Dans L’Imparfait, Reinhardt choisit la Galleria Borghese, à Rome, et plus précisément l’Hermaphrodite endormi. Une sculpture couchée, offerte, presque indifférente à notre regard. Un corps double. Masculin, féminin. Ni l’un ni l’autre. Les deux à la fois. Et déjà, tout vacille.
Ce livre n’est pas une méditation esthétique. C’est une déflagration lente.
Face à cette figure ambiguë, Reinhardt ne décrit pas, il interroge. Il interroge le regard – le sien, le nôtre. Pourquoi avons-nous besoin de classer ? De séparer ? De nommer ? Pourquoi l’ambiguïté nous fascine-t-elle autant qu’elle nous inquiète ? L’Hermaphrodite n’est pas une curiosité antique. Il devient le révélateur d’une époque qui tente, maladroitement, de penser la fluidité des identités.
Reinhardt tisse deux fils. La nuit au musée, d’abord – solitude, errance, observation minutieuse. Puis une histoire contemporaine, celle de Gloria et Bruno, deux êtres qui cherchent à aimer hors des cadres attendus. Ce double mouvement donne au livre une densité singulière. L’art n’est pas un refuge. Il est un miroir tendu à nos contradictions les plus intimes.
Ce qui m’intéresse chez Eric Reinhardt, c’est cette manière de ne jamais simplifier. Il ne transforme pas l’Hermaphrodite en symbole facile. Il accepte le trouble. Il le laisse travailler la phrase. L’écriture épouse cette tension : précise, analytique, puis soudain traversée d’une douceur inattendue. Une fragilité qui affleure.
On retrouve l’auteur de L’Amour et les forêts – attentif aux rapports de domination, aux silences, aux humiliations invisibles. Mais ici, la question n’est plus seulement sociale ou conjugale. Elle est ontologique. Qu’est-ce qu’être un corps ? Qu’est-ce qu’être assigné ? Qu’est-ce qu’aimer sans réduire l’autre ?
Le titre résonne longtemps. L’imparfait, c’est le temps de la durée, du non-achevé. Ce qui continue. Ce qui n’est pas clos. Ce qui ne coïncide pas parfaitement avec la norme. Reinhardt fait de cet inachèvement une force. Une possibilité.
Ce livre est profondément contemporain sans jamais être didactique. Il cherche à ouvrir. À créer un espace où la complexité n’est pas un problème à résoudre, mais une richesse à habiter.

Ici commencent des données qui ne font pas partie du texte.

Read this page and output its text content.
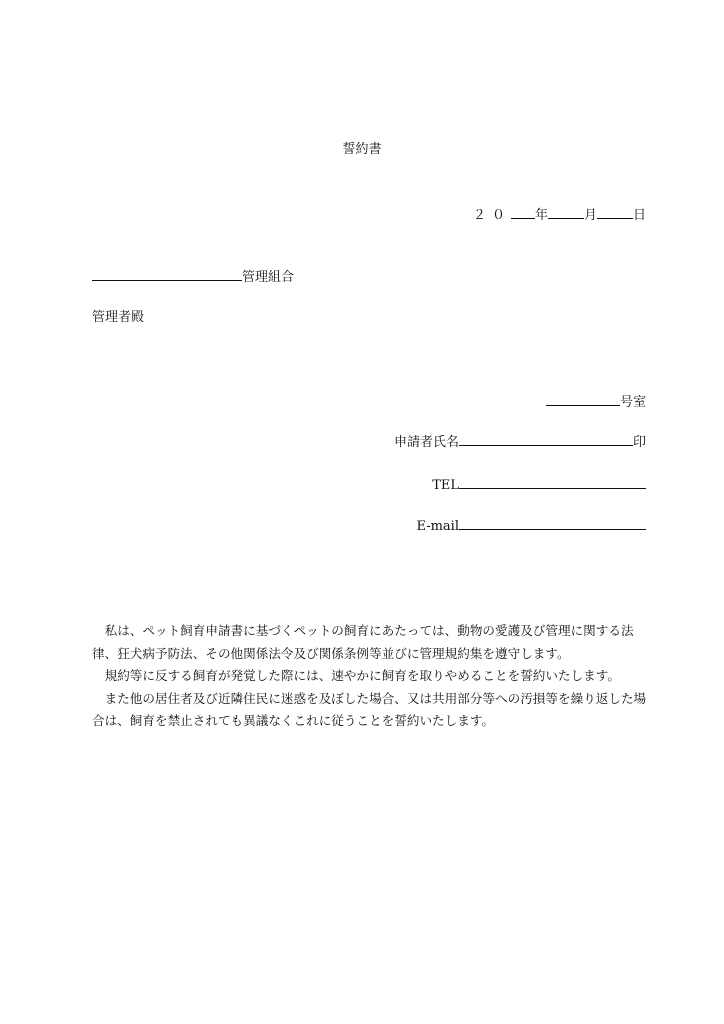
誓約書
２０ 年	月	日
管理組合
管理者殿
号室
申請者氏名	印
TEL
E-mail

私は、ペット飼育申請書に基づくペットの飼育にあたっては、動物の愛護及び管理に関する法律、狂犬病予防法、その他関係法令及び関係条例等並びに管理規約集を遵守します。

規約等に反する飼育が発覚した際には、速やかに飼育を取りやめることを誓約いたします。

また他の居住者及び近隣住民に迷惑を及ぼした場合、又は共用部分等への汚損等を繰り返した場合は、飼育を禁止されても異議なくこれに従うことを誓約いたします。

Et puis il y a la poésie – discrète, presque secrète. Dans la manière dont la lumière effleure le marbre. Dans la manière dont un corps sculpté depuis des siècles peut encore nous troubler. Dans cette idée magnifique que l’art, parfois, nous apprend à accepter ce que nous sommes : imparfaits, mouvants, indéfinissables.
Très bien. Reprenons autrement.
Ce livre laisse derrière lui un déplacement et un questionnement.

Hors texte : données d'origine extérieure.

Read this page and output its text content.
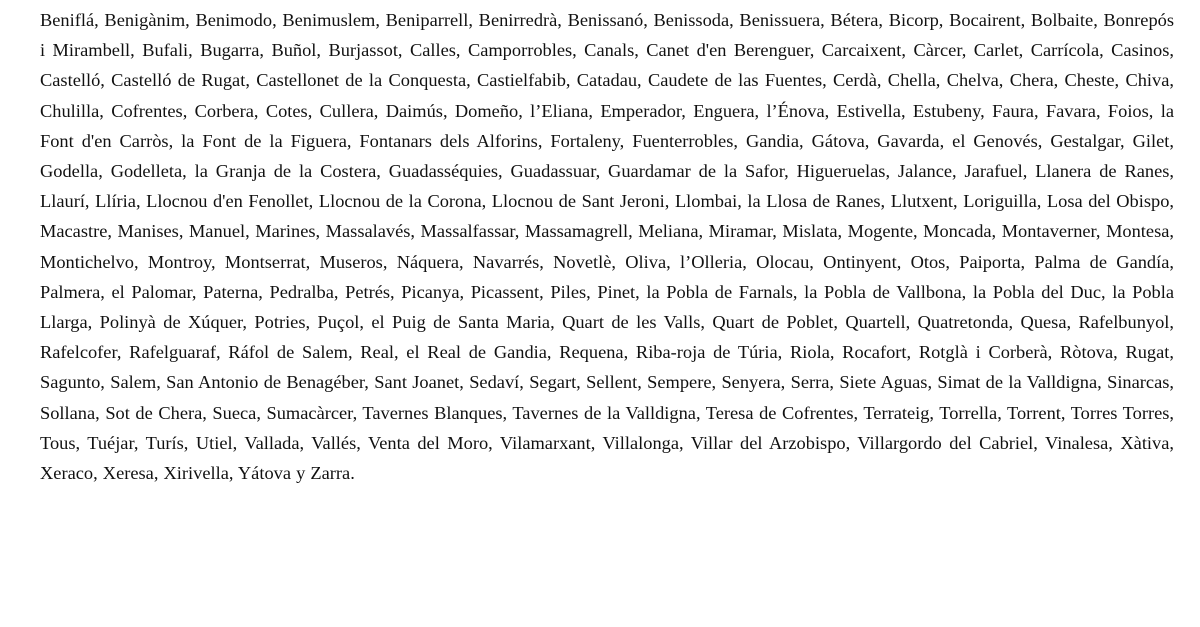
Beniflá, Benigànim, Benimodo, Benimuslem, Beniparrell, Benirredrà, Benissanó, Benissoda, Benissuera, Bétera, Bicorp, Bocairent, Bolbaite, Bonrepós i Mirambell, Bufali, Bugarra, Buñol, Burjassot, Calles, Camporrobles, Canals, Canet d'en Berenguer, Carcaixent, Càrcer, Carlet, Carrícola, Casinos, Castelló, Castelló de Rugat, Castellonet de la Conquesta, Castielfabib, Catadau, Caudete de las Fuentes, Cerdà, Chella, Chelva, Chera, Cheste, Chiva, Chulilla, Cofrentes, Corbera, Cotes, Cullera, Daimús, Domeño, l’Eliana, Emperador, Enguera, l’Énova, Estivella, Estubeny, Faura, Favara, Foios, la Font d'en Carròs, la Font de la Figuera, Fontanars dels Alforins, Fortaleny, Fuenterrobles, Gandia, Gátova, Gavarda, el Genovés, Gestalgar, Gilet, Godella, Godelleta, la Granja de la Costera, Guadasséquies, Guadassuar, Guardamar de la Safor, Higueruelas, Jalance, Jarafuel, Llanera de Ranes, Llaurí, Llíria, Llocnou d'en Fenollet, Llocnou de la Corona, Llocnou de Sant Jeroni, Llombai, la Llosa de Ranes, Llutxent, Loriguilla, Losa del Obispo, Macastre, Manises, Manuel, Marines, Massalavés, Massalfassar, Massamagrell, Meliana, Miramar, Mislata, Mogente, Moncada, Montaverner, Montesa, Montichelvo, Montroy, Montserrat, Museros, Náquera, Navarrés, Novetlè, Oliva, l’Olleria, Olocau, Ontinyent, Otos, Paiporta, Palma de Gandía, Palmera, el Palomar, Paterna, Pedralba, Petrés, Picanya, Picassent, Piles, Pinet, la Pobla de Farnals, la Pobla de Vallbona, la Pobla del Duc, la Pobla Llarga, Polinyà de Xúquer, Potries, Puçol, el Puig de Santa Maria, Quart de les Valls, Quart de Poblet, Quartell, Quatretonda, Quesa, Rafelbunyol, Rafelcofer, Rafelguaraf, Ráfol de Salem, Real, el Real de Gandia, Requena, Riba-roja de Túria, Riola, Rocafort, Rotglà i Corberà, Ròtova, Rugat, Sagunto, Salem, San Antonio de Benagéber, Sant Joanet, Sedaví, Segart, Sellent, Sempere, Senyera, Serra, Siete Aguas, Simat de la Valldigna, Sinarcas, Sollana, Sot de Chera, Sueca, Sumacàrcer, Tavernes Blanques, Tavernes de la Valldigna, Teresa de Cofrentes, Terrateig, Torrella, Torrent, Torres Torres, Tous, Tuéjar, Turís, Utiel, Vallada, Vallés, Venta del Moro, Vilamarxant, Villalonga, Villar del Arzobispo, Villargordo del Cabriel, Vinalesa, Xàtiva, Xeraco, Xeresa, Xirivella, Yátova y Zarra.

Quelque chose s’est déplacé dans notre manière d’observer un corps, une œuvre, une identité.
Accepter que l’identité ne soit pas une forteresse mais un territoire mouvant.
L’« imparfait » nous rappelle que nous ne sommes jamais complètement définis, jamais totalement arrêtés.
Lire L’Imparfait, c’est consentir à comprendre que la beauté naît parfois précisément là où les contours cessent d’être nets.